An Irish team, with the home support behind them, who have played with the round ball all their lives or an Australian side, who impressed when trouncing a Dublin selection by 81 points only hours after stepping off their long haul flight.
In the past three years, the away side has always emerged the victors in the International Rules series. Living together as a squad does seem to be the biggest advantage in this series. Two years ago, when the Aussies were last in Dublin, a replayed All-Ireland final and fixture congestion in club football meant Croker saw a bedraggled and exhausted Irish team.
Things are different, this time around. While Ireland will be without the likes of Darren Fay, Anthony Tohill and Dermot Earley, they have spent the last few days living in the same hotel, in an effort to foster squad spirit. The loss of many of the mainstays for the last few years may be a point of concern, but captain Seamus Moynihan has full confidence in the younger players who have stepped in.
“The young lads have been very eager and anxious to get involved and hopefully, they will rise to the occasion. Players like Darren Fay, Anthony Tohill and Dermot Earley are huge losses, but it means a beginning for a lot of the new players. It is a great honour to captain your country. We just have to go out there now and give it our best shot, do our country proud.”
Do the Aussies hold an advantage in being the travelling team? “It is not as bad as two years ago,” Moynihan said.
“Back then, there was the All-Ireland final replay, there was club games and county developments. This year, the whole thing has ran a lot more smoothly, we have three nights together before the game, and it’s not like we are going up to Dublin on the Saturday night and going out to play on the Sunday. When a team is together 24/7, it does help. Hopefully, that will stand to us.”
There was bad news yesterday for Longford’s Paul Barden. The big midfielder took ill a couple of days and with a temperature hovering around 105 degrees, will be unable to play in the series. Barden’s misery has been a silver lining for Nicholas Walsh. The ex Cavan minor, who now plays with the Melbourne Demons in the AFL, has been drafted in Barden’s place.
“Nic played on the U 17 series a few years ago, with Joe Bergin, so he knows the game,” Irish team manager John O’Keefe said.
Meanwhile, both sides has spent the week smoothing the rough edges off their game. For the Irish team, this meant more work on tackling. It is the one area that the Aussies hold the trump cards. After all, how many times have we lamented the lack of a tackle in Gaelic football.
“The tackle is their biggest advantage, and it is what we have worked hardest on getting right,” Moynihan said.
“Coming from our game, where there is no defined tackle, we have had to work on it and whereas we couldn’t take the tackle a couple of years ago, now we can.
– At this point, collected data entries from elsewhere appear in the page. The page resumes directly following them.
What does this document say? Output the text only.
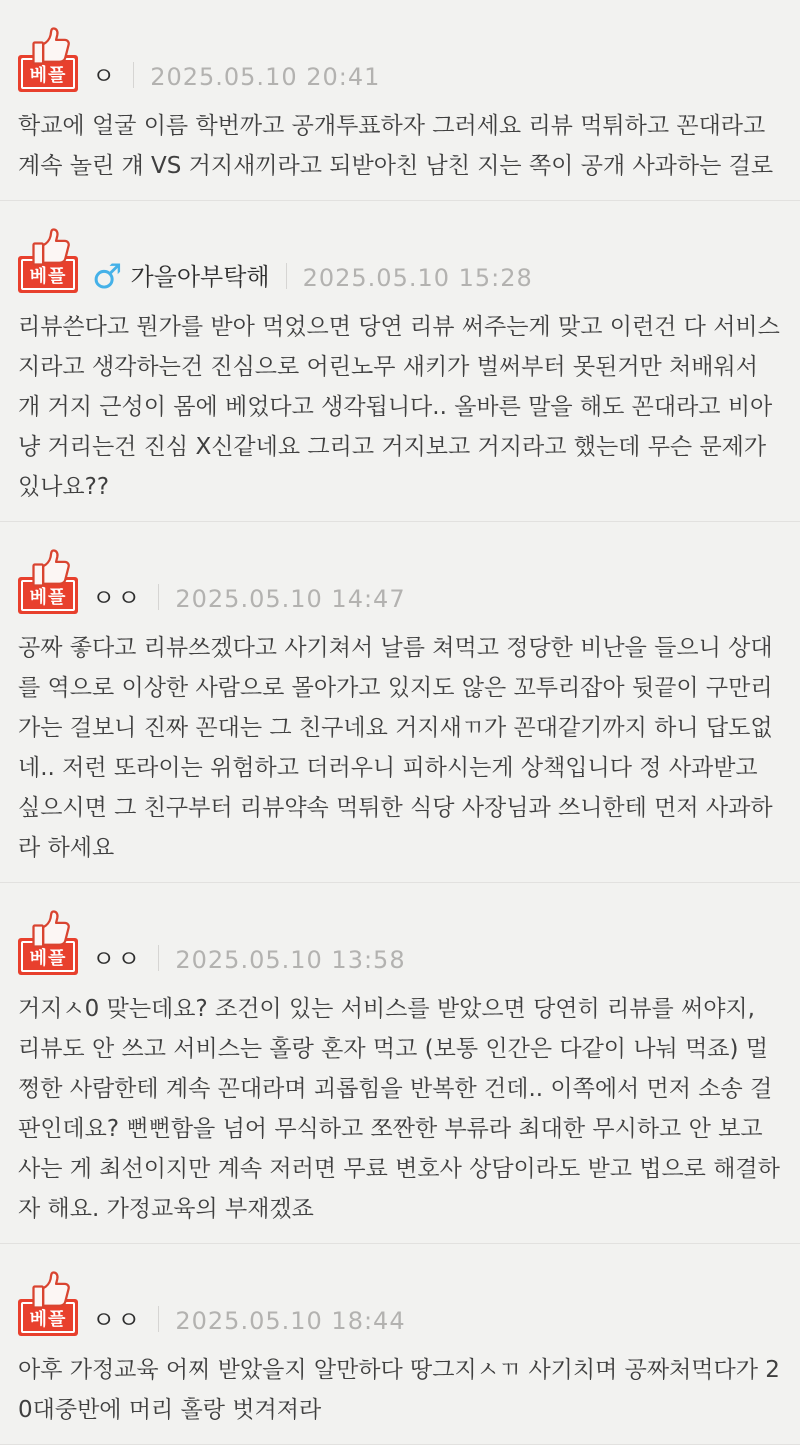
베플	ㅇ 2025.05.10 20:41
학교에 얼굴 이름 학번까고 공개투표하자 그러세요 리뷰 먹튀하고 꼰대라고 계속 놀린 걔 VS 거지새끼라고 되받아친 남친 지는 쪽이 공개 사과하는 걸로
베플 ♂ 가을아부탁해 2025.05.10 15:28
리뷰쓴다고 뭔가를 받아 먹었으면 당연 리뷰 써주는게 맞고 이런건 다 서비스지라고 생각하는건 진심으로 어린노무 새키가 벌써부터 못된거만 처배워서 개 거지 근성이 몸에 베었다고 생각됩니다.. 올바른 말을 해도 꼰대라고 비아냥 거리는건 진심 X신같네요 그리고 거지보고 거지라고 했는데 무슨 문제가 있나요??
베플	ㅇㅇ 2025.05.10 14:47
공짜 좋다고 리뷰쓰겠다고 사기쳐서 날름 쳐먹고 정당한 비난을 들으니 상대를 역으로 이상한 사람으로 몰아가고 있지도 않은 꼬투리잡아 뒷끝이 구만리 가는 걸보니 진짜 꼰대는 그 친구네요 거지새ㄲ가 꼰대같기까지 하니 답도없네.. 저런 또라이는 위험하고 더러우니 피하시는게 상책입니다 정 사과받고 싶으시면 그 친구부터 리뷰약속 먹튀한 식당 사장님과 쓰니한테 먼저 사과하라 하세요
베플	ㅇㅇ 2025.05.10 13:58
거지ㅅ0 맞는데요? 조건이 있는 서비스를 받았으면 당연히 리뷰를 써야지, 리뷰도 안 쓰고 서비스는 홀랑 혼자 먹고 (보통 인간은 다같이 나눠 먹죠) 멀쩡한 사람한테 계속 꼰대라며 괴롭힘을 반복한 건데.. 이쪽에서 먼저 소송 걸 판인데요? 뻔뻔함을 넘어 무식하고 쪼짠한 부류라 최대한 무시하고 안 보고 사는 게 최선이지만 계속 저러면 무료 변호사 상담이라도 받고 법으로 해결하자 해요. 가정교육의 부재겠죠
베플	ㅇㅇ 2025.05.10 18:44
아후 가정교육 어찌 받았을지 알만하다 땅그지ㅅㄲ 사기치며 공짜처먹다가 20대중반에 머리 홀랑 벗겨져라
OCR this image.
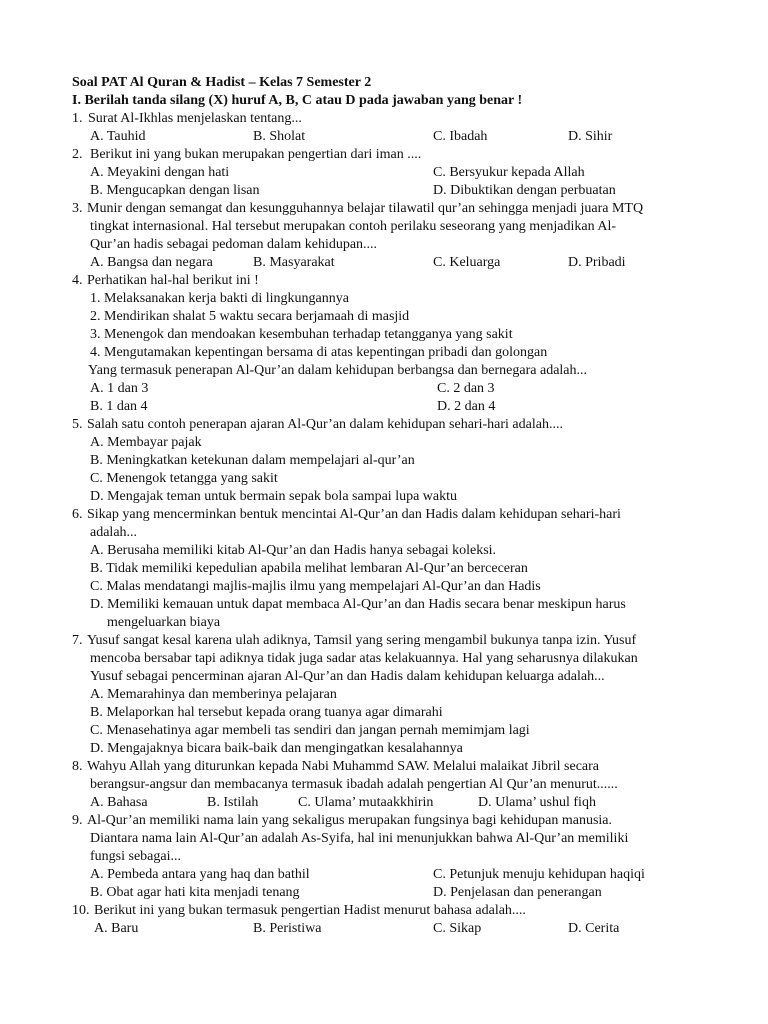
Soal PAT Al Quran & Hadist – Kelas 7 Semester 2
I. Berilah tanda silang (X) huruf A, B, C atau D pada jawaban yang benar !
1. Surat Al-Ikhlas menjelaskan tentang...
A. Tauhid	B. Sholat	C. Ibadah	D. Sihir
2. Berikut ini yang bukan merupakan pengertian dari iman ....
A. Meyakini dengan hati	C. Bersyukur kepada Allah
B. Mengucapkan dengan lisan	D. Dibuktikan dengan perbuatan
3. Munir dengan semangat dan kesungguhannya belajar tilawatil qur’an sehingga menjadi juara MTQ
tingkat internasional. Hal tersebut merupakan contoh perilaku seseorang yang menjadikan Al-
Qur’an hadis sebagai pedoman dalam kehidupan....
A. Bangsa dan negara	B. Masyarakat	C. Keluarga	D. Pribadi
4. Perhatikan hal-hal berikut ini !
1. Melaksanakan kerja bakti di lingkungannya
2. Mendirikan shalat 5 waktu secara berjamaah di masjid
3. Menengok dan mendoakan kesembuhan terhadap tetangganya yang sakit
4. Mengutamakan kepentingan bersama di atas kepentingan pribadi dan golongan
Yang termasuk penerapan Al-Qur’an dalam kehidupan berbangsa dan bernegara adalah...
A. 1 dan 3	C. 2 dan 3
B. 1 dan 4	D. 2 dan 4
5. Salah satu contoh penerapan ajaran Al-Qur’an dalam kehidupan sehari-hari adalah....
A. Membayar pajak
B. Meningkatkan ketekunan dalam mempelajari al-qur’an
C. Menengok tetangga yang sakit
D. Mengajak teman untuk bermain sepak bola sampai lupa waktu
6. Sikap yang mencerminkan bentuk mencintai Al-Qur’an dan Hadis dalam kehidupan sehari-hari
adalah...
A. Berusaha memiliki kitab Al-Qur’an dan Hadis hanya sebagai koleksi.
B. Tidak memiliki kepedulian apabila melihat lembaran Al-Qur’an berceceran
C. Malas mendatangi majlis-majlis ilmu yang mempelajari Al-Qur’an dan Hadis
D. Memiliki kemauan untuk dapat membaca Al-Qur’an dan Hadis secara benar meskipun harus
mengeluarkan biaya
7. Yusuf sangat kesal karena ulah adiknya, Tamsil yang sering mengambil bukunya tanpa izin. Yusuf
mencoba bersabar tapi adiknya tidak juga sadar atas kelakuannya. Hal yang seharusnya dilakukan
Yusuf sebagai pencerminan ajaran Al-Qur’an dan Hadis dalam kehidupan keluarga adalah...
A. Memarahinya dan memberinya pelajaran
B. Melaporkan hal tersebut kepada orang tuanya agar dimarahi
C. Menasehatinya agar membeli tas sendiri dan jangan pernah memimjam lagi
D. Mengajaknya bicara baik-baik dan mengingatkan kesalahannya
8. Wahyu Allah yang diturunkan kepada Nabi Muhammd SAW. Melalui malaikat Jibril secara
berangsur-angsur dan membacanya termasuk ibadah adalah pengertian Al Qur’an menurut......
A. Bahasa	B. Istilah	C. Ulama’ mutaakkhirin	D. Ulama’ ushul fiqh
9. Al-Qur’an memiliki nama lain yang sekaligus merupakan fungsinya bagi kehidupan manusia.
Diantara nama lain Al-Qur’an adalah As-Syifa, hal ini menunjukkan bahwa Al-Qur’an memiliki
fungsi sebagai...
A. Pembeda antara yang haq dan bathil	C. Petunjuk menuju kehidupan haqiqi
B. Obat agar hati kita menjadi tenang	D. Penjelasan dan penerangan
10. Berikut ini yang bukan termasuk pengertian Hadist menurut bahasa adalah....
A. Baru	B. Peristiwa	C. Sikap	D. Cerita
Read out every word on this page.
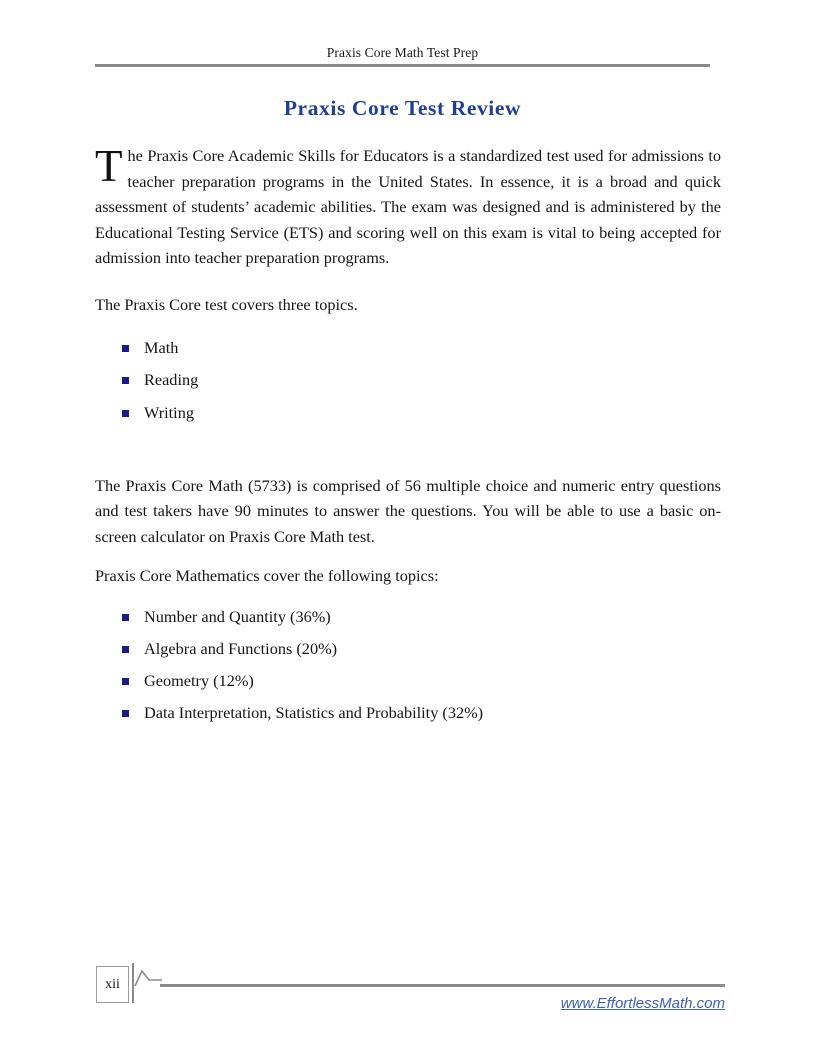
Praxis Core Math Test Prep
Praxis Core Test Review

The Praxis Core Academic Skills for Educators is a standardized test used for admissions to teacher preparation programs in the United States. In essence, it is a broad and quick assessment of students’ academic abilities. The exam was designed and is administered by the Educational Testing Service (ETS) and scoring well on this exam is vital to being accepted for admission into teacher preparation programs.

The Praxis Core test covers three topics.

Math
Reading
Writing

The Praxis Core Math (5733) is comprised of 56 multiple choice and numeric entry questions and test takers have 90 minutes to answer the questions. You will be able to use a basic on-screen calculator on Praxis Core Math test.

Praxis Core Mathematics cover the following topics:

Number and Quantity (36%)
Algebra and Functions (20%)
Geometry (12%)
Data Interpretation, Statistics and Probability (32%)
xii
www.EffortlessMath.com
Of course, if they are gaining an advantage in the tackle, we must try and move the ball as quickly as we can.”
Gary Lyon, the Aussie manager, has used a different tack in selecting players this year. The Australian team tomorrow will no longer comprise of those behemoths usually associated with Aussie Rules. They have gone for the quicker, more skilful player.
“We have been a bit more selective this year, we have selected quicker, more skilful guys. But, we won’t be losing any physical edge just because we selected players more suited to this game. Our players have been playing our game since they were eight or nine, so they will be well prepared for any kind of physical edge. We still have some animals in our team.”
The scoring of goals has always been a problem for the Australians, but against Dublin on Wednesday, they stuck a few into the onion bag. Perhaps, the advantage of a round ball is slowly slipping from the Irish team. Without the likes of Jason Akermanis and Wayne Carey, two of Australia’s most impressive performers since the series was revived, this will be a new look Australia. But, captain Shane Crawford says the new faces are eager to meet the challenge.
“A lot of guys have come over that haven’t played before and the Dublin game was a good work out for them. They were saying the game is a lot faster than they thought it would be and you need a lot more endurance and speed because of how fast the game is. The interchange thing is good, for when you leave the game for a breather, you can notice what is happening in the game.
“Some of the guys on our side who hadn’t used a round ball before, fancied themselves as a bit of a soccer player and thought they could use their soccer skills. But, I think when you see them, you will see they are not really soccer players!”